The unit to combat terrorism on the Internet, which is under the authority of Israeli National Security Minister Itamar Ben-Gvir, will examine the statements and forward the results of the initial investigation to the prosecutor’s office, which will decide whether to launch a criminal investigation.
Maj. Gen. (res.) Golan, a former Knesset member and deputy economy minister for the far-left Meretz Party, drew criticism from the ruling coalition on Tuesday after calling for a “nonviolent uprising” against the government over its judicial reform push.
“In the face of the attempts to destroy democracy, we will mount an unequivocal civil resistance, and if we have to have a large-scale and nonviolent uprising, that is what we will do,” said Golan to Kan News.
“Demonstrators will have “no choice but to break the law,” said Golan.

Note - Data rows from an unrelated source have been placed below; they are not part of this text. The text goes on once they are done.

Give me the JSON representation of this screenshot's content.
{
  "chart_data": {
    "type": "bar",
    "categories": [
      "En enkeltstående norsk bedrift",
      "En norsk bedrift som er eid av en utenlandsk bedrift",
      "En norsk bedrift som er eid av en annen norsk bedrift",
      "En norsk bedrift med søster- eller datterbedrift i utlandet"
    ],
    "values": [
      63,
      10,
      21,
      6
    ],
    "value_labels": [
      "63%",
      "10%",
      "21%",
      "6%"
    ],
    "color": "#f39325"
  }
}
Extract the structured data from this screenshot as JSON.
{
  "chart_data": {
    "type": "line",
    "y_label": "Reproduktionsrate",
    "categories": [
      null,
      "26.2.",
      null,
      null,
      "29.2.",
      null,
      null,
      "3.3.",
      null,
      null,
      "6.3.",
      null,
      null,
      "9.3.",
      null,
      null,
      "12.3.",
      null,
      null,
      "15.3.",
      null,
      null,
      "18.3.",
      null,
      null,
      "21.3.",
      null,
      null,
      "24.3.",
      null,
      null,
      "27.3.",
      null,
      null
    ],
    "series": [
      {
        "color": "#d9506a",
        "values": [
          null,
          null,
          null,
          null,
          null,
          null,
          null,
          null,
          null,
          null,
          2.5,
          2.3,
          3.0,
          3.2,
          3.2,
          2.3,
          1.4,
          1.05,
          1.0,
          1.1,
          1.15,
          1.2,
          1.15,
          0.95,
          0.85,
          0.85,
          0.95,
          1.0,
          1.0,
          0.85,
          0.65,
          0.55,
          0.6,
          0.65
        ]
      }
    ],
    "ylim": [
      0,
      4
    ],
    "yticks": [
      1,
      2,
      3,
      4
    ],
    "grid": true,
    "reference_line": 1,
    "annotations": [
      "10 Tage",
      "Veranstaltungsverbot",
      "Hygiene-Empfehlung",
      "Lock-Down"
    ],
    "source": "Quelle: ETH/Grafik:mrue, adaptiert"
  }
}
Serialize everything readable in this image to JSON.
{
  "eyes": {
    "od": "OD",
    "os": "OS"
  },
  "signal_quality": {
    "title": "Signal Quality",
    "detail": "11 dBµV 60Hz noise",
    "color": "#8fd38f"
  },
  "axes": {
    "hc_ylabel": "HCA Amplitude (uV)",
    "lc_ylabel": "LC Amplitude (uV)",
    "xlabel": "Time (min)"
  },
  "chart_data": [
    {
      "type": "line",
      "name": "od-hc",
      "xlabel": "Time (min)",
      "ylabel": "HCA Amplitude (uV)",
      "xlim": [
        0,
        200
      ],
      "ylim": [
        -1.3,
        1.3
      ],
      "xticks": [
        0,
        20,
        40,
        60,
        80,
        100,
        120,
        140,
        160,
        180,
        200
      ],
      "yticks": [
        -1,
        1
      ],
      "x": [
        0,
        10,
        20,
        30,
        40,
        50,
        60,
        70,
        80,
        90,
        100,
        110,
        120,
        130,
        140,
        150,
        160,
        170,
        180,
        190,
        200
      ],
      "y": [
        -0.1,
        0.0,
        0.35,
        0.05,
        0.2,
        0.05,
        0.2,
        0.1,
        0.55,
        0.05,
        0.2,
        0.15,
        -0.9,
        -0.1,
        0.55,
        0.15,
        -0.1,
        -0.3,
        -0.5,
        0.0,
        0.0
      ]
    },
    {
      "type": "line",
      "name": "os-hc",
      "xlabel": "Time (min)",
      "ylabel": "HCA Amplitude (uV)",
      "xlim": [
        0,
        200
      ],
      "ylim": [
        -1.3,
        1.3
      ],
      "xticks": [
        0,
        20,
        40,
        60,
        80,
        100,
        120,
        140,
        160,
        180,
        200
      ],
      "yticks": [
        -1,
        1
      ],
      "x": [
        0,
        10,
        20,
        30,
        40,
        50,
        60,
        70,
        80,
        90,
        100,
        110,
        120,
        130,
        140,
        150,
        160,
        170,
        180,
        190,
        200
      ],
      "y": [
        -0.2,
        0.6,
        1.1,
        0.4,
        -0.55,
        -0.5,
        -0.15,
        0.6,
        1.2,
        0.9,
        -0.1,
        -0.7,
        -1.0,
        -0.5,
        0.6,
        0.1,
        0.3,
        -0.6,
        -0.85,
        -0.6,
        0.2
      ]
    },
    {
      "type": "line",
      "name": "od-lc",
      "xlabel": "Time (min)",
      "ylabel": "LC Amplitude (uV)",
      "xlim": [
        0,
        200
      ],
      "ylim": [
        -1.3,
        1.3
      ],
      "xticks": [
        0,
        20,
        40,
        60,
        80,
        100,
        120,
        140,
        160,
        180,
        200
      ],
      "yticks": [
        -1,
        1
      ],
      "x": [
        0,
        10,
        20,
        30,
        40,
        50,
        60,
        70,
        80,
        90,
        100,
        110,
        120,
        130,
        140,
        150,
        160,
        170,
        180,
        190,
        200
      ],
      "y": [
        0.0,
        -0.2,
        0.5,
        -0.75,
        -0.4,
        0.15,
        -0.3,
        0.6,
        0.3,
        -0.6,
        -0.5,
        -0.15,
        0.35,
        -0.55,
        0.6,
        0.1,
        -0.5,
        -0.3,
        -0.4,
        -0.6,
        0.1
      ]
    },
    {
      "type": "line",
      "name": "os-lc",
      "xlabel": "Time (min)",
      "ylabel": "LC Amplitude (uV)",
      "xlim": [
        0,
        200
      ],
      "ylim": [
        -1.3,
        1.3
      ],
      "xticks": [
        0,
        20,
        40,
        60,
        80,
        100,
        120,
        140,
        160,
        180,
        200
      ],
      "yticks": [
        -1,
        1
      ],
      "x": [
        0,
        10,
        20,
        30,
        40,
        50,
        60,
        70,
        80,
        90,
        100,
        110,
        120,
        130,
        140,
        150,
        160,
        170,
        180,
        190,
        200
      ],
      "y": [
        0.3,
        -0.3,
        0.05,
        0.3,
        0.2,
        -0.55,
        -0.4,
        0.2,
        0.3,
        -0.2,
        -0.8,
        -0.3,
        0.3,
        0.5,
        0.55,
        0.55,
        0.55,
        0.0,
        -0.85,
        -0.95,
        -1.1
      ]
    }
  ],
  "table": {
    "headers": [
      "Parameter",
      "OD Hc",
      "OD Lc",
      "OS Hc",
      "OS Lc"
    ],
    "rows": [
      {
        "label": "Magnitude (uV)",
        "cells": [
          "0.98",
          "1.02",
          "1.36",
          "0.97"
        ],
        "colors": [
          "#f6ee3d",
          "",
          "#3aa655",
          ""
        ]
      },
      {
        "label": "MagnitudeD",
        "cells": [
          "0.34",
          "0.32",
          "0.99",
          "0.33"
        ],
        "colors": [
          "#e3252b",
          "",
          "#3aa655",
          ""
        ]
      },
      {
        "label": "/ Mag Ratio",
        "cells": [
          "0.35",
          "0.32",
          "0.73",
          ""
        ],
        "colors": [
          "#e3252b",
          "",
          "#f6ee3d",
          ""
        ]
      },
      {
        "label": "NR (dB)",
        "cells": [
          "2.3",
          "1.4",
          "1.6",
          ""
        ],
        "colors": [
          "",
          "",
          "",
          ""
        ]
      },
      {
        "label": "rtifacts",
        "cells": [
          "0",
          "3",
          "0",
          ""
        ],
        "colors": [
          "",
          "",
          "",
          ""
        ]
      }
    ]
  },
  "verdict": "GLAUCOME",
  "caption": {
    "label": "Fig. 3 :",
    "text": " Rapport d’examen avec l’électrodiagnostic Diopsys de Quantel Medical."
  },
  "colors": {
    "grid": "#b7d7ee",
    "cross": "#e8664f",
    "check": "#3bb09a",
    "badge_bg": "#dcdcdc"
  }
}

The Likud Party slammed Golan’s comments as “incitement to rebellion” and called for him to be investigated.
“Those who violate the law and call to break the law must pay a price. Otherwise, the rule of law has no meaning,” said the party.
“Engage in civil disobedience, or in more precise language, nonviolent civil disobedience,” said Barak to protesters.
“This is not a suspicion of rebellion, it is an attempt at political intimidation of the poor variety used in rotten regimes,” said Barak in a statement responding to the incitement investigation.
He added that it was an attempt to scare Yair, me, and you. ”I have news for Prime Minister Benjamin Netanyahu and Ben-Gvir, we are not afraid of anyone or anything,” said Barak.
Former Israeli defense minister Moshe Ya’alon on Wednesday morning backed up Barak and Golan’s calls to break the law, saying on 103FM: “If those who are responsible for the law enacted illegal laws—it is our duty not to obey,” said Ya’alon.